In order for a drug candidate under consideration for development to be eventually approved by the Food and Drug Administration (FDA) for human use, a series of Clinical Research Studies must be undertaken to demonstrate and adequately characterize the drug candidate’s effectiveness and side effects profile. This data package, once sufficiently compiled, will then be submitted to the FDA for their review and potential approval.
Generally, the clinical evaluation of a new drug progresses in stages.
The initial stage in the clinical development process is referred to as Phase-1. The main focus of Phase-1 studies is to determine whether the drug is safe for human consumption. An additional focus is to characterize how the drug candidate is metabolized by the human body. These types of studies are generally conducted in normal health individuals, and not in people suffering from the condition being considered for treatment.

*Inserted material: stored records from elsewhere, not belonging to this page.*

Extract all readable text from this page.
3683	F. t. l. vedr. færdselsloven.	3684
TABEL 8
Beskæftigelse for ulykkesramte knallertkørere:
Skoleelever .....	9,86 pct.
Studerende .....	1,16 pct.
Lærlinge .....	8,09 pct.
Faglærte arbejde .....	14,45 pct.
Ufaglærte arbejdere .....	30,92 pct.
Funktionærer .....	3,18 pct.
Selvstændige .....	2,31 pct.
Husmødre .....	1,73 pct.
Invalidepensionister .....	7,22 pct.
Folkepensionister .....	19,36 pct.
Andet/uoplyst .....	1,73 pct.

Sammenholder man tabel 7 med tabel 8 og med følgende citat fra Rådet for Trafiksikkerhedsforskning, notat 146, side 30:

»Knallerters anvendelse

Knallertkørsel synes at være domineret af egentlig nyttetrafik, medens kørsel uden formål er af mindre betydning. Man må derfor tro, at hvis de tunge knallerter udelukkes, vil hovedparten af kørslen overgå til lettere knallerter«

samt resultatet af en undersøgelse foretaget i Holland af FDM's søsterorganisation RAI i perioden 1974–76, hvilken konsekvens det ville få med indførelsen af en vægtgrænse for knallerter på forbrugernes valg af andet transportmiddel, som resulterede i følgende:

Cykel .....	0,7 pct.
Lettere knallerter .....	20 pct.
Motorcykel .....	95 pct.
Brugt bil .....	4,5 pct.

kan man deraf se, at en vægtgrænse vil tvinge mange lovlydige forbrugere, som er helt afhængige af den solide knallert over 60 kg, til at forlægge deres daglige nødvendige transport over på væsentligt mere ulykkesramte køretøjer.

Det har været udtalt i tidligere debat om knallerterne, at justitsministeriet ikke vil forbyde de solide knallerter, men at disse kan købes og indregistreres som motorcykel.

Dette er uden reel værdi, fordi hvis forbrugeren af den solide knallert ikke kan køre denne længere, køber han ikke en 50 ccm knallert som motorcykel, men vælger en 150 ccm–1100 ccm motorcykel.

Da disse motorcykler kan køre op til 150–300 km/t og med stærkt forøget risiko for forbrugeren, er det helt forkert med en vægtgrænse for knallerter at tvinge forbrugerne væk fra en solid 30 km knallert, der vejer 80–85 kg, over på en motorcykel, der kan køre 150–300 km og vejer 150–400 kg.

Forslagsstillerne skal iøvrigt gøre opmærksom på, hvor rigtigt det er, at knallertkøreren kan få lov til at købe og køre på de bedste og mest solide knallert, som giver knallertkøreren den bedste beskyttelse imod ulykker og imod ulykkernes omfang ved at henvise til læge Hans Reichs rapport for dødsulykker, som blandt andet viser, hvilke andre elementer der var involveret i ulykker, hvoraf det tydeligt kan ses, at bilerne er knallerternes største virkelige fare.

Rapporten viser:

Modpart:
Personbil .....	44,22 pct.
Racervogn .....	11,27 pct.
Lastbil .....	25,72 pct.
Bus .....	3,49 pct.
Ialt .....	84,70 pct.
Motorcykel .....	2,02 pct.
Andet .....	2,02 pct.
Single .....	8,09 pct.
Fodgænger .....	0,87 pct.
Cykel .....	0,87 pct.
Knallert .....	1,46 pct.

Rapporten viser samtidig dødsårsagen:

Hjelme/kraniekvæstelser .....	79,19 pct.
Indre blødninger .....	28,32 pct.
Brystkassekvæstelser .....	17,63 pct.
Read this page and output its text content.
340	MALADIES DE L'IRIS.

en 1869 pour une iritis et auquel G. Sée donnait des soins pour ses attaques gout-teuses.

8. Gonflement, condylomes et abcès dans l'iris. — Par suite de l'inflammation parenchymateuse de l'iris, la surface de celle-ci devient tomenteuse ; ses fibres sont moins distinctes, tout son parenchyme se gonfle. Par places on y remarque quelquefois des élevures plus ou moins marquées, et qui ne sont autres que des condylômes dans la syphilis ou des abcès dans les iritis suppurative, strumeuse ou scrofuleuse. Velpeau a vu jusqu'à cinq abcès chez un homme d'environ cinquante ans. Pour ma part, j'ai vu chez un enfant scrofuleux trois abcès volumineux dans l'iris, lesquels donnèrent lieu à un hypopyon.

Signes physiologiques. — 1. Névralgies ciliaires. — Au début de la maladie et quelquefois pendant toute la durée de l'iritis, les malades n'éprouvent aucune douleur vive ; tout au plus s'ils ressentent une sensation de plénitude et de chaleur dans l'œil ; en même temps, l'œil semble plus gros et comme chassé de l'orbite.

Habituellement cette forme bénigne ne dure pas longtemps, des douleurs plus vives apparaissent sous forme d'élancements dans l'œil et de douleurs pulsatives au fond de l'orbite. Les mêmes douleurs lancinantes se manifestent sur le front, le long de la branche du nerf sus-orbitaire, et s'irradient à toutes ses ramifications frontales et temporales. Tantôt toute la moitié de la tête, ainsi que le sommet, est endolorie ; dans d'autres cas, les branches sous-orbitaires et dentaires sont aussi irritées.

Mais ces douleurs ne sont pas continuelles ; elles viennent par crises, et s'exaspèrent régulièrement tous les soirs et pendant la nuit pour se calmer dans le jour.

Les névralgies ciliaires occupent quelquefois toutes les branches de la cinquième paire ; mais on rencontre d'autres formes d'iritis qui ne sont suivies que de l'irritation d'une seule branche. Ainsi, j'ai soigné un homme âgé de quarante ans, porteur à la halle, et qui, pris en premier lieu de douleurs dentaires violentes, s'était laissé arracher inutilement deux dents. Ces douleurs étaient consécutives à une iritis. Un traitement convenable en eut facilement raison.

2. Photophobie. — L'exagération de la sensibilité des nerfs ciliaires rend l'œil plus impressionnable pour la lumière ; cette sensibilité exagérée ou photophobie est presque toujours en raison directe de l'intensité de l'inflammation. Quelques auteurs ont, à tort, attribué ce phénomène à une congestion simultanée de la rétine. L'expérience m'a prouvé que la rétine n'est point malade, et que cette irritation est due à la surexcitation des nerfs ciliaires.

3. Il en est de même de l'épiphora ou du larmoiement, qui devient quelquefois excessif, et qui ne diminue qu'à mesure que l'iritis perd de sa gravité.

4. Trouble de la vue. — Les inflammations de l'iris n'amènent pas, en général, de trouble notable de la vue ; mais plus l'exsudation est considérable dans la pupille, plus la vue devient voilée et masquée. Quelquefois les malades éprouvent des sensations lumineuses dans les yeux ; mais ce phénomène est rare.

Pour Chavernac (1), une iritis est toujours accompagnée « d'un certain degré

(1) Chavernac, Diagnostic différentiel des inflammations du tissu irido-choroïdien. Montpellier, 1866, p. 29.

If the drug is determined to be safe for human consumption, the development progrm can advance to Phase-2
The second phase of clinical development is often referred to as hypothesis testing. It is during this phase of clinical evaluation that the question of whether the drug is actully effective in treating the condition under study is evaluated. The participants in this phase of clinical testing are people whoactually suffer from the disease in question, but are otherwise healthy. For example, in Joint Pain Research Studies, one of the questions being asked might be does the drug siginficantly reduce a key aspect of the underlying cause of the pain thatpeople with this type of condition frequently experience.
If there is sufficient confidentce that the drug under consideration for development does appear to do what it is intended to do, and continues to prove to be safe to take, the clinical research program may advance to Phase-3. Trials in this phase are generally referred to as “registrational” because these are the main trials that the FDA will focus on to determine whether the drug under consideration is acceptable for approval. These types of trials generally involve considerably more patients than were evaluated in Phase-2 trials, and to now allow patients to participate who are more representative of the types of people who would be eventually taking the medication, if it were approved. In other words, people who also suffer from an array of other co-morbid medical conditions.
The final stage of clinical development is Stage-4. These studies are conducted after a drug has already been approved. The purpose of these studies is to collect additional long-term data on the continued safety and effectiveness of the drug in question.